Although they were not calling out to prospective buyers, the shopkeepers beckoned anyone who would look in the direction of their shop.
The interior of the market was relatively dark with neatly spaced-out paths to the various sheds facing one another. Shops and small ‘table top’ businesses were located on the pavements of the street leading to the market.
Haddy Senghor, seated beside her fried catfish neatly placed in a pan in front of her with a broom which she used to drive away flies was willing to have a conversation with me.
“The fish business is not too good now because we do not get enough profit as we used to,” she said.
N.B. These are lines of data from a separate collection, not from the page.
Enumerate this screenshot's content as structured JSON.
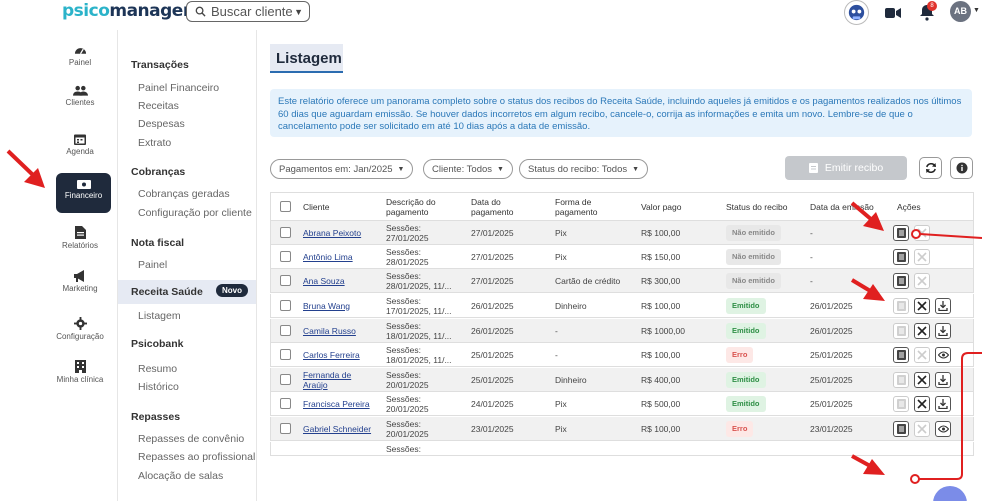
{
  "app": {
    "logo_part1": "psico",
    "logo_part2": "manager",
    "search_placeholder": "Buscar cliente",
    "avatar": "AB",
    "notifications": "8"
  },
  "rail": [
    {
      "label": "Painel",
      "icon": "gauge-icon"
    },
    {
      "label": "Clientes",
      "icon": "users-icon"
    },
    {
      "label": "Agenda",
      "icon": "calendar-icon"
    },
    {
      "label": "Financeiro",
      "icon": "money-icon",
      "active": true
    },
    {
      "label": "Relatórios",
      "icon": "report-icon"
    },
    {
      "label": "Marketing",
      "icon": "megaphone-icon"
    },
    {
      "label": "Configuração",
      "icon": "gear-icon"
    },
    {
      "label": "Minha clínica",
      "icon": "building-icon"
    }
  ],
  "submenu": {
    "transacoes": {
      "heading": "Transações",
      "items": [
        "Painel Financeiro",
        "Receitas",
        "Despesas",
        "Extrato"
      ]
    },
    "cobrancas": {
      "heading": "Cobranças",
      "items": [
        "Cobranças geradas",
        "Configuração por cliente"
      ]
    },
    "nota_fiscal": {
      "heading": "Nota fiscal",
      "items": [
        "Painel"
      ]
    },
    "receita_saude": {
      "heading": "Receita Saúde",
      "badge": "Novo",
      "items": [
        "Listagem"
      ]
    },
    "psicobank": {
      "heading": "Psicobank",
      "items": [
        "Resumo",
        "Histórico"
      ]
    },
    "repasses": {
      "heading": "Repasses",
      "items": [
        "Repasses de convênio",
        "Repasses ao profissional",
        "Alocação de salas"
      ]
    }
  },
  "main": {
    "title": "Listagem",
    "info": "Este relatório oferece um panorama completo sobre o status dos recibos do Receita Saúde, incluindo aqueles já emitidos e os pagamentos realizados nos últimos 60 dias que aguardam emissão. Se houver dados incorretos em algum recibo, cancele-o, corrija as informações e emita um novo. Lembre-se de que o cancelamento pode ser solicitado em até 10 dias após a data de emissão.",
    "filters": {
      "payments": "Pagamentos em: Jan/2025",
      "client": "Cliente: Todos",
      "status": "Status do recibo: Todos"
    },
    "emit_button": "Emitir recibo"
  },
  "table": {
    "columns": [
      "Cliente",
      "Descrição do pagamento",
      "Data do pagamento",
      "Forma de pagamento",
      "Valor pago",
      "Status do recibo",
      "Data da emissão",
      "Ações"
    ],
    "rows": [
      {
        "cliente": "Abrana Peixoto",
        "desc": [
          "Sessões:",
          "27/01/2025"
        ],
        "data": "27/01/2025",
        "forma": "Pix",
        "valor": "R$ 100,00",
        "status": "Não emitido",
        "st": "ne",
        "emissao": "-",
        "acoes": "ne"
      },
      {
        "cliente": "Antônio Lima",
        "desc": [
          "Sessões:",
          "28/01/2025"
        ],
        "data": "27/01/2025",
        "forma": "Pix",
        "valor": "R$ 150,00",
        "status": "Não emitido",
        "st": "ne",
        "emissao": "-",
        "acoes": "ne"
      },
      {
        "cliente": "Ana Souza",
        "desc": [
          "Sessões:",
          "28/01/2025, 11/..."
        ],
        "data": "27/01/2025",
        "forma": "Cartão de crédito",
        "valor": "R$ 300,00",
        "status": "Não emitido",
        "st": "ne",
        "emissao": "-",
        "acoes": "ne"
      },
      {
        "cliente": "Bruna Wang",
        "desc": [
          "Sessões:",
          "17/01/2025, 11/..."
        ],
        "data": "26/01/2025",
        "forma": "Dinheiro",
        "valor": "R$ 100,00",
        "status": "Emitido",
        "st": "em",
        "emissao": "26/01/2025",
        "acoes": "em"
      },
      {
        "cliente": "Camila Russo",
        "desc": [
          "Sessões:",
          "18/01/2025, 11/..."
        ],
        "data": "26/01/2025",
        "forma": "-",
        "valor": "R$ 1000,00",
        "status": "Emitido",
        "st": "em",
        "emissao": "26/01/2025",
        "acoes": "em"
      },
      {
        "cliente": "Carlos Ferreira",
        "desc": [
          "Sessões:",
          "18/01/2025, 11/..."
        ],
        "data": "25/01/2025",
        "forma": "-",
        "valor": "R$ 100,00",
        "status": "Erro",
        "st": "er",
        "emissao": "25/01/2025",
        "acoes": "er"
      },
      {
        "cliente": [
          "Fernanda de",
          "Araújo"
        ],
        "desc": [
          "Sessões:",
          "20/01/2025"
        ],
        "data": "25/01/2025",
        "forma": "Dinheiro",
        "valor": "R$ 400,00",
        "status": "Emitido",
        "st": "em",
        "emissao": "25/01/2025",
        "acoes": "em"
      },
      {
        "cliente": "Francisca Pereira",
        "desc": [
          "Sessões:",
          "20/01/2025"
        ],
        "data": "24/01/2025",
        "forma": "Pix",
        "valor": "R$ 500,00",
        "status": "Emitido",
        "st": "em",
        "emissao": "25/01/2025",
        "acoes": "em"
      },
      {
        "cliente": "Gabriel Schneider",
        "desc": [
          "Sessões:",
          "20/01/2025"
        ],
        "data": "23/01/2025",
        "forma": "Pix",
        "valor": "R$ 100,00",
        "status": "Erro",
        "st": "er",
        "emissao": "23/01/2025",
        "acoes": "er"
      },
      {
        "cliente": "",
        "desc": [
          "Sessões:",
          ""
        ],
        "data": "",
        "forma": "",
        "valor": "",
        "status": "",
        "st": "",
        "emissao": "",
        "acoes": ""
      }
    ]
  },
  "colors": {
    "navy": "#1f2a3c",
    "accent": "#2b6cb0",
    "info_bg": "#e6f2fc",
    "annotation_red": "#e02020"
  }
}
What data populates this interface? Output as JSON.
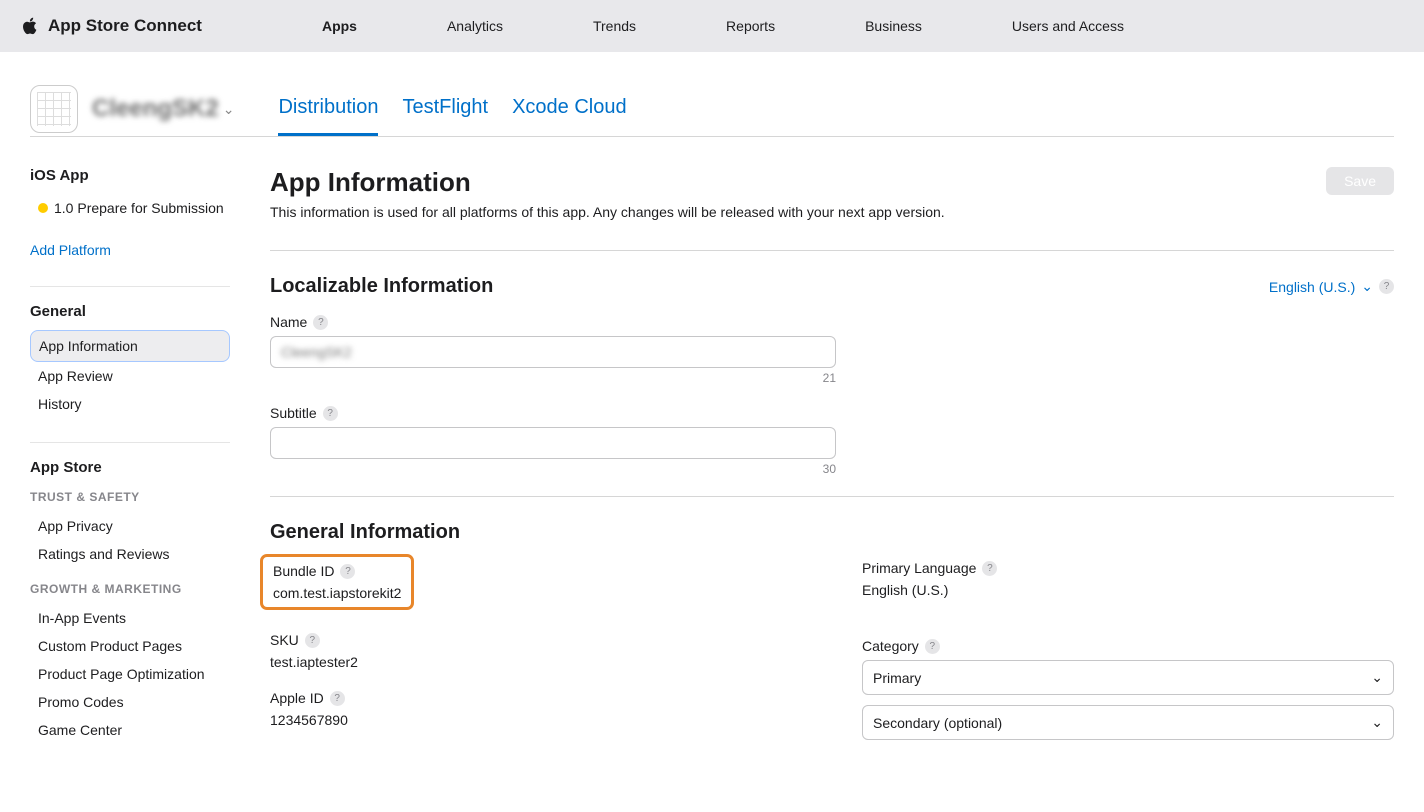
{
  "topbar": {
    "brand": "App Store Connect",
    "nav": [
      "Apps",
      "Analytics",
      "Trends",
      "Reports",
      "Business",
      "Users and Access"
    ]
  },
  "appHeader": {
    "appName": "CleengSK2",
    "tabs": [
      "Distribution",
      "TestFlight",
      "Xcode Cloud"
    ]
  },
  "sidebar": {
    "iosApp": {
      "title": "iOS App",
      "status": "1.0 Prepare for Submission"
    },
    "addPlatform": "Add Platform",
    "general": {
      "title": "General",
      "items": [
        "App Information",
        "App Review",
        "History"
      ]
    },
    "appStore": {
      "title": "App Store",
      "trustSafety": {
        "label": "TRUST & SAFETY",
        "items": [
          "App Privacy",
          "Ratings and Reviews"
        ]
      },
      "growth": {
        "label": "GROWTH & MARKETING",
        "items": [
          "In-App Events",
          "Custom Product Pages",
          "Product Page Optimization",
          "Promo Codes",
          "Game Center"
        ]
      }
    }
  },
  "main": {
    "title": "App Information",
    "desc": "This information is used for all platforms of this app. Any changes will be released with your next app version.",
    "saveLabel": "Save",
    "localizable": {
      "title": "Localizable Information",
      "language": "English (U.S.)",
      "name": {
        "label": "Name",
        "value": "CleengSK2",
        "count": "21"
      },
      "subtitle": {
        "label": "Subtitle",
        "value": "",
        "count": "30"
      }
    },
    "generalInfo": {
      "title": "General Information",
      "bundleId": {
        "label": "Bundle ID",
        "value": "com.test.iapstorekit2"
      },
      "sku": {
        "label": "SKU",
        "value": "test.iaptester2"
      },
      "appleId": {
        "label": "Apple ID",
        "value": "1234567890"
      },
      "primaryLang": {
        "label": "Primary Language",
        "value": "English (U.S.)"
      },
      "category": {
        "label": "Category",
        "primary": "Primary",
        "secondary": "Secondary (optional)"
      }
    }
  }
}
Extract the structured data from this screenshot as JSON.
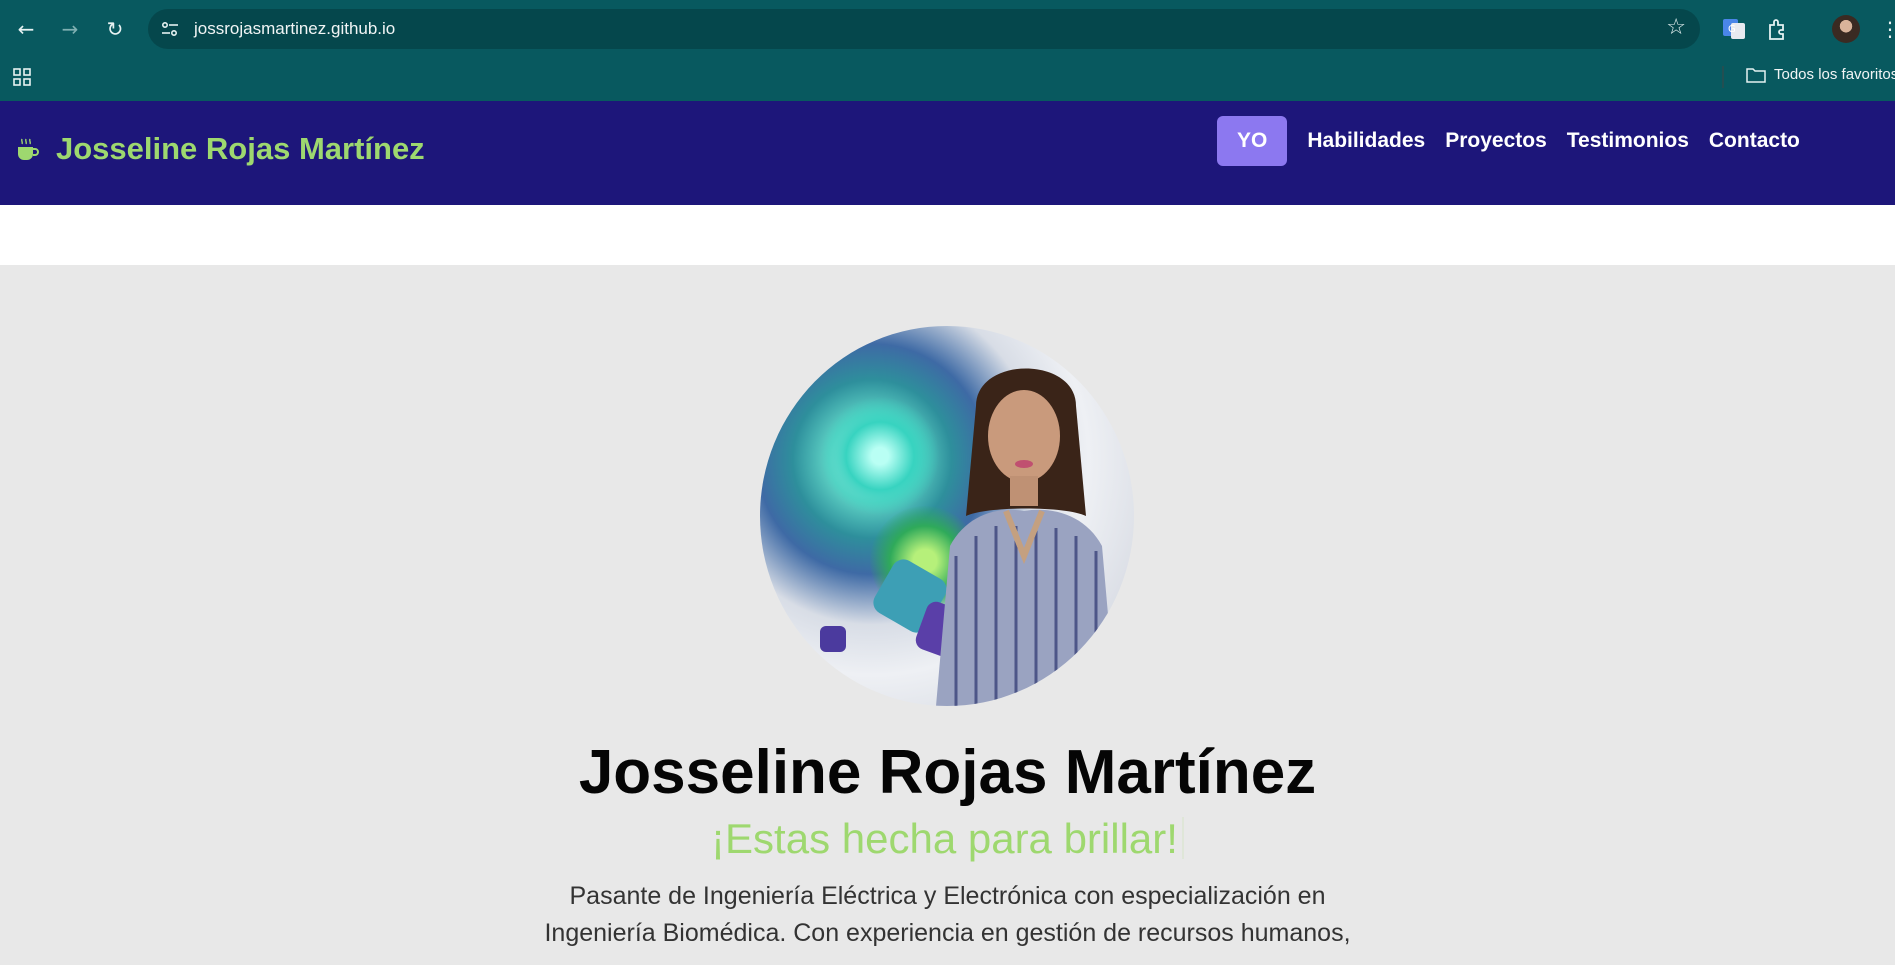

“It was my mother’s business she left for me, but now I do not make the sales she used to make,” Haddy added.
She was hopeful with the new government, ‘market’ will pick up.
Exploring the market in Banjul was not like Serekunda. It was like comparing Odornaa market to Kantamanto, business was ‘everywhere’ with little space for pedestrians.
There was heavy traffic on the road as almost all the cars were full with passengers going about their business. Traders openly called out their items in anticipation for a customers and the bus station was heavily packed with passengers awaiting buses to their various destinations.
Ghana Town
As we made our way back to the guest house, Mr Baldah asked another question that caught my attention, “Do you know a town called Ghana Town?” he asked. “When people from Ghana come here we take them there to see their people,” he said.
With excitement, we headed towards Ghana Town on the last day of my stay.
I was so eager to see ‘my people’ after days in another country. The thought of communicating without any help put a smile on my face as the public bus headed towards the beach where the ‘Ghana Town’ was located.
The bus stopped in front of the Grace Baptist Church and together with Mr Baldah, we entered the town.
Our first encounter after inquiring from a school girl the whereabouts of the head of the community was a pleasant one.
The words, “Kofi k? fr? wo papa bra,” to wit “Kofi go and call you father” was refreshing and as I sat waiting for Mr Kwabina Ekuam, I could hardly keep my excitement.
Mr Kobina Ekuam and Peter Kwesi Abeyi, elders of the town, welcomed me in the Fante language, in which we had most of our conversation.
The fishing business is what brought the people of the Central Region, precisely Akumfi, to The Gambia in 1958 when the first Ghanaians settled in the now Ghana Town as fishermen.
The town was spacious and had a large area yet to be used, so a portion was allocated to the new settlers and that is where they have settled till date.
“We started with red fish business but it died off so now we are into salted fish which we transport some to Ghana upon order from market women in Ghana,” Mr Ekuam said in Fante.
He said when he first sojourned to The Gambia, the fish business was booming but the market has had other fishermen from other countries joining which has reduced the monopoly they used to have.
For them so far, as they get their catch and send some back for income they are okay. “The Gambian government has lived with us peacefully all these years and we hope that the new government will continue.”
A walk through the town revealed multiple locally-made fish smoking ovens with fish ready to be marketed.
The young men in the town were engaged in some form of construction while the children were in a local school built by a Christian organisation in the community.
I noticed they are contented with their livelihood although they are not in their own country, as they went about their work with joy.
Thus, as I bid farewell to Ghana Town in The Gambia and Senegambia and my guide, Mr Baldah, my mind flashed back to the Comium billboard I saw on the first day I entered The Gambia and the inscription which read, “smile you are in The Gambia”.